• Les autres, pour le meilleur et pour le pire

    Les amis, un remède à tout prix ?

     

    Un rythme de vie stressant, une pression continuelle et des activités effectuées de manière pas toujours enthousiaste, voilà ce qui peut dans une certaine mesure caractériser certains jours de la vie de chacun. Dès lors, il est appréciable de se ressourcer auprès de ses proches : comme on dit, on ne choisit pas sa famille, mais l’idée est couramment admise selon laquelle les amis ont pour fonction principale de contribuer à notre bien-être… Pourtant, le contact de certains d’entre eux ne permet pas de retrouver le moral et de se requinquer pleinement, bien au contraire…

     

    L’enfer, c’est les autres

     

    Sartre l’a dit, et beaucoup l’ont mesuré à juste titre : on a tous dans son répertoire le ou la pote « sympa, mais sans plus », avec qui l’on a pu passer de bons moments, et que l’on revoit occasionnellement, le temps d’un verre en ville. Méfiance : ne pas compter sur sa présence pour nous réconforter de quoi que ce soit et nous booster, bien au contraire. Ce genre de personnes, ça compte les calories au restaurant et nous fait les gros yeux lorsque l’on annonce avec joie au serveur que l’on opte pour les penne à la carbonara.

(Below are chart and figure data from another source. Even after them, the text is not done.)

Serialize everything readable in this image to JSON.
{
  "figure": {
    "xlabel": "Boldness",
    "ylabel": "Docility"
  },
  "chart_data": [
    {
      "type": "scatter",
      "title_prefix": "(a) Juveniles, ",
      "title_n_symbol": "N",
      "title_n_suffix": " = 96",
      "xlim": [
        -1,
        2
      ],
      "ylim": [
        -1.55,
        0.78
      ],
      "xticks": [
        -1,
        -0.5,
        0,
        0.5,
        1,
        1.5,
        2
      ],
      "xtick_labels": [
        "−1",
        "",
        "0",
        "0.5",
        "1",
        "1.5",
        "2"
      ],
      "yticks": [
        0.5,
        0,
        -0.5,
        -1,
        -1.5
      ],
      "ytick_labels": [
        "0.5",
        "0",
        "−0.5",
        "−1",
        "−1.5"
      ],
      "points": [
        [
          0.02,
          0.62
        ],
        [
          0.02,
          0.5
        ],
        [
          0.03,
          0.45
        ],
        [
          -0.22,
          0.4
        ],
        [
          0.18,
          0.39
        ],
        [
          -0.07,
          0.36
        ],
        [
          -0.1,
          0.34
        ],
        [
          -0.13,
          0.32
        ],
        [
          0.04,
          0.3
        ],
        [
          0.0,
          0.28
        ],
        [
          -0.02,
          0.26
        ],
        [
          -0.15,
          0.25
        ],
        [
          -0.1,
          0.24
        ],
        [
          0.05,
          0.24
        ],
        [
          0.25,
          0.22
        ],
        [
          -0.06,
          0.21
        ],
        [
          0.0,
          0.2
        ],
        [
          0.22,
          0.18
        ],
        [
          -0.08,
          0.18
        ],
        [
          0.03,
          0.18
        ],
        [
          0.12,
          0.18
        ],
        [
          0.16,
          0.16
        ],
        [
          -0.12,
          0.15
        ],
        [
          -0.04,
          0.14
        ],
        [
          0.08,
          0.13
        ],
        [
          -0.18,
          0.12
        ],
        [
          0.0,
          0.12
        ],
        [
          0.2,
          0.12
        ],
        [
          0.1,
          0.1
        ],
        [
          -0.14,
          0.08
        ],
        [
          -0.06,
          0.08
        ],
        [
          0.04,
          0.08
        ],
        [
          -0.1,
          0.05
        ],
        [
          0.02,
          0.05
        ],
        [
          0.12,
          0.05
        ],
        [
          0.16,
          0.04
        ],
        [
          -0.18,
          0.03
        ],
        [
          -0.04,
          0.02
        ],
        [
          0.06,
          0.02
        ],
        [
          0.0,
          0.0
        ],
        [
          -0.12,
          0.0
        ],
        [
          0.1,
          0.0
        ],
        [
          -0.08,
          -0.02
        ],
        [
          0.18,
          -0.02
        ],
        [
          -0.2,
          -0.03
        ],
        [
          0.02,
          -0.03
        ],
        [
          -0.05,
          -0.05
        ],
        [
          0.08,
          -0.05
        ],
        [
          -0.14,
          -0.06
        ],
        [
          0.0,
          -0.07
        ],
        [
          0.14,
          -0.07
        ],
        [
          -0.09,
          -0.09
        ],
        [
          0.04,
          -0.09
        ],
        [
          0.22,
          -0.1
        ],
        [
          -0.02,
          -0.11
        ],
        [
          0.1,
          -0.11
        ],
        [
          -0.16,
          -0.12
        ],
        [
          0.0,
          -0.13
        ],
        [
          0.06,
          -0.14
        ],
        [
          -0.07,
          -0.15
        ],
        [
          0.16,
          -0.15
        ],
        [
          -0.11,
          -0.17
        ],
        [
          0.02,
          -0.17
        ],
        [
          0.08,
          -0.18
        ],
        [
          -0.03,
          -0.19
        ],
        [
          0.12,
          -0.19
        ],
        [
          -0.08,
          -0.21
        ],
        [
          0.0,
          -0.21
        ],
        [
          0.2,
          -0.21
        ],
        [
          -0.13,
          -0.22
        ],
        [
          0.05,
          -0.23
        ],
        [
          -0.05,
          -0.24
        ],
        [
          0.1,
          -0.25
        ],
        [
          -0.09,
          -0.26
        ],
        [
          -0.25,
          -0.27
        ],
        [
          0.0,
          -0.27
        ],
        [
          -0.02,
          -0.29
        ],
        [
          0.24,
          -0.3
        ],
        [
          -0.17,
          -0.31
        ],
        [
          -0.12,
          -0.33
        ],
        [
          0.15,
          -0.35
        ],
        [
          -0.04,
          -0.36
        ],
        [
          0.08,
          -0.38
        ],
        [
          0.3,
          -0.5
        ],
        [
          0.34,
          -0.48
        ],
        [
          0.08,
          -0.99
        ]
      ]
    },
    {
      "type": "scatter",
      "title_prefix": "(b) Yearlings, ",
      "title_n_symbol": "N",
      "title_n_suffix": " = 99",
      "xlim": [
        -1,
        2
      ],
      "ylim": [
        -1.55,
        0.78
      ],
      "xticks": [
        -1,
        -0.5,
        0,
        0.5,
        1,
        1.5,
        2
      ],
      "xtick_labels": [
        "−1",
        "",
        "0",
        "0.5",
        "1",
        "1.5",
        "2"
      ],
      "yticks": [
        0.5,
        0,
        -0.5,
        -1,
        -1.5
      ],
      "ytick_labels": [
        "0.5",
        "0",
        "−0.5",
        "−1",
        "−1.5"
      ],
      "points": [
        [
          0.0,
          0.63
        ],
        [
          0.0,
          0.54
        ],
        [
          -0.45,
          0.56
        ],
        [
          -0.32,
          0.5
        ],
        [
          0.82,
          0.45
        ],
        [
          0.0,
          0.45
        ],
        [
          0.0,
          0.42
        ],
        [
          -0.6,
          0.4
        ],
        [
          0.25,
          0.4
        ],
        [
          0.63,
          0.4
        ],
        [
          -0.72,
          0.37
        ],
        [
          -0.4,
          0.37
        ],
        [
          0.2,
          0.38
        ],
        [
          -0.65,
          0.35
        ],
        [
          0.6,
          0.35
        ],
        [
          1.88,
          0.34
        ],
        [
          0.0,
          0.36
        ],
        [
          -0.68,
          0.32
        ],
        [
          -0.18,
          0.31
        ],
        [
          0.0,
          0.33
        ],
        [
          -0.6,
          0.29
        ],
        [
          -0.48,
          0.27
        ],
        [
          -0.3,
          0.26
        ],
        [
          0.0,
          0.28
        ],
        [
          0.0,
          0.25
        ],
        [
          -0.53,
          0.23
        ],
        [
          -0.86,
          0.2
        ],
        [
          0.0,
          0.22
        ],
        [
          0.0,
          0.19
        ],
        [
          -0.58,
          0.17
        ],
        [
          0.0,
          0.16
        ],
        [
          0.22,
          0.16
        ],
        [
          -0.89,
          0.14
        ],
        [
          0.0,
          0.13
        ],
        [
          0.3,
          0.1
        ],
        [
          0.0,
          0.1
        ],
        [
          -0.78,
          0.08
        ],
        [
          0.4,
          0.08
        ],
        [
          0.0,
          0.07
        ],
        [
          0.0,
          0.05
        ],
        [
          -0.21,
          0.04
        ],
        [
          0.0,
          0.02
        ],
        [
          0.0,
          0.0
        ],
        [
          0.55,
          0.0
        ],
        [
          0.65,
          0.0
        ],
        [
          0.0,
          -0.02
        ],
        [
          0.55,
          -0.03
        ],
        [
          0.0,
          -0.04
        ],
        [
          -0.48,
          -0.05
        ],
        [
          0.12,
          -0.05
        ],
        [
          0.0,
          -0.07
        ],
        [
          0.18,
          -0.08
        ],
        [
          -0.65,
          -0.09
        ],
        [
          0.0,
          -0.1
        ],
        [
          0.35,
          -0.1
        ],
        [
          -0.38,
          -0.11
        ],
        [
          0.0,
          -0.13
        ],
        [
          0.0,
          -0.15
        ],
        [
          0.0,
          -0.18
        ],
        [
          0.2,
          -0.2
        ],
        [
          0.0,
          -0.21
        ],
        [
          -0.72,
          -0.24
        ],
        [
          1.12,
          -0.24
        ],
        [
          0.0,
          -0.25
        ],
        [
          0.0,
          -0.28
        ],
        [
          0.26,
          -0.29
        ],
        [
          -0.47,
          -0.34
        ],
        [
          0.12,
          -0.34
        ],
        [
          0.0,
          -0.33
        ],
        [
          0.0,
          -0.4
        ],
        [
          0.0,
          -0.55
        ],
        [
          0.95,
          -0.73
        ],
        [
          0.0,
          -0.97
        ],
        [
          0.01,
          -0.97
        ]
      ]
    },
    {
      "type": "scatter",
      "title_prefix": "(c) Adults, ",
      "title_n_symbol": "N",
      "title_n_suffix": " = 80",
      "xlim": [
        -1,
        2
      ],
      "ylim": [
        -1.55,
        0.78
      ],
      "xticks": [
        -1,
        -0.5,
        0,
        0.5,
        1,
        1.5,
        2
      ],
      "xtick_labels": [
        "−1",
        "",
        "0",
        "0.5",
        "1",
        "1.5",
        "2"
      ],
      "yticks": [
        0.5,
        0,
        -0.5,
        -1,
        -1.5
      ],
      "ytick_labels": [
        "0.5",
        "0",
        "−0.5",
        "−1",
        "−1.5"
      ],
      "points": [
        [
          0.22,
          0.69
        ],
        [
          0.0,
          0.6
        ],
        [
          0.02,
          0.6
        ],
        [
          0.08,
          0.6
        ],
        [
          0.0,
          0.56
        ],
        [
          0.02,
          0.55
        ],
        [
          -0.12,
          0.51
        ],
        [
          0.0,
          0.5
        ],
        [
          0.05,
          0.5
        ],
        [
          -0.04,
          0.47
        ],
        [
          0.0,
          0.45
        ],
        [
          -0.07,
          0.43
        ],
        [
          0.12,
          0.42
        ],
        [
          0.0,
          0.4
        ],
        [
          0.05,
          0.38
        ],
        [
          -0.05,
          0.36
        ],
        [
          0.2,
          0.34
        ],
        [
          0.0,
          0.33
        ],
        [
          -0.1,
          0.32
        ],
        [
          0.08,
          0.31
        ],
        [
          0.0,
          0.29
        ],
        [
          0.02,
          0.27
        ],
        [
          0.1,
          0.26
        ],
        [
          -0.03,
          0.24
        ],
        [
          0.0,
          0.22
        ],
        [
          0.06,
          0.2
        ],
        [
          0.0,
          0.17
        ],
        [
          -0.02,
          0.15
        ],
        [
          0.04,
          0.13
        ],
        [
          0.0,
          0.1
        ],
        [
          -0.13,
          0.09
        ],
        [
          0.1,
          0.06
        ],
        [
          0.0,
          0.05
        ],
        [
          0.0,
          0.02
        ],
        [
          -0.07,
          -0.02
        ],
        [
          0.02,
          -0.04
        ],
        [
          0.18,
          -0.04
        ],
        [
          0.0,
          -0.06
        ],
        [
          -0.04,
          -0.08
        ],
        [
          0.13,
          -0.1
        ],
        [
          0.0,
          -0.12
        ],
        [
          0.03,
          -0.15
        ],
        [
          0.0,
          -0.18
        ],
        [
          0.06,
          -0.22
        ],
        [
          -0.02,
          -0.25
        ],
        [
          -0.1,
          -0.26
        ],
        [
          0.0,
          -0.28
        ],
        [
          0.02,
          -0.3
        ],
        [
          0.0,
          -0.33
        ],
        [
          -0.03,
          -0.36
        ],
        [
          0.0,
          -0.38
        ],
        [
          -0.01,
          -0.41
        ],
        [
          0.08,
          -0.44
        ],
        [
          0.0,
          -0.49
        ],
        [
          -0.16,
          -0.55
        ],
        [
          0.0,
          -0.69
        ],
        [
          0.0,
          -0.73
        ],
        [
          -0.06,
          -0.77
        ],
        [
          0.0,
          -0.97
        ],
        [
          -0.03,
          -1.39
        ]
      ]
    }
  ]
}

    Illico, ça embraye sur les bienfaits d’un nouveau régime, qui a fait ses preuves et pour de vrai, et qui cela va de soi, « nous ferait le plus grand bien ». Ce genre d’ami ne dispose pas de la fonction tact : on n’oubliera pas la fois où, en terrasse, elle (on visualise davantage une fille, mais ne généralisons pas, les hommes ne sont pas en reste) nous a fait des remontrances quant à notre mauvaise hygiène de vie, nos mauvais goûts vestimentaires ou cinématographiques ou encore notre vie sexuelle désertique…

    On s’en souvient encore, nos voisins de table et les serveurs aussi, pour sûr… Dans un autre registre, l’ami nombriliste qui nous invite à boire un verre « parce qu’on n’a pas l’air bien » au prime abord, mais qui finalement espérait juste une oreille compatissante pour parler de ses problèmes propres, de ses nouveaux projets (mec, pavillon meublé, chiot, enfants, monospace et balançoire dans le jardin, entre autres…).

    En bref, on ressort de là vidé d’énergie, encore plus déprimée qu’avant : on se sent raté intersidéral, en surpoids, doté d’un QI inférieur à la normale, asocial… Mauvais plan alors qu’en développant sa communication interpersonnelle cela peut vous aider!

     

    Et sinon, tout seul, c’est bien aussi…

    C’est pourquoi les autres ne doivent pas rester une référence : il est illusoire de penser qu’ils représentent la solution pour se sentir mieux après une journée détestable. Bien au contraire, il ne faut pas avoir peur d’endosser le rôle d’une larve le temps d’une soirée et de tout faire pour se détendre : plateau télé devant une série, même la plus idiote possible, soirée lecture au coin du feu ou, le cas échéant, d’un radiateur électrique, ou tout simplement couché de bonne heure pour attaquer le lendemain de pied ferme. Eh oui, avoir une vie sociale épanouie et riche ne signifie pas se contraindre perpétuellement de faire bonne impression : les baisses de régime justifient une solitude bien méritée… Pour mieux profiter des prochains moments en la compagnie des amis…

     

    3 comments to "Les autres, pour le meilleur et pour le pire"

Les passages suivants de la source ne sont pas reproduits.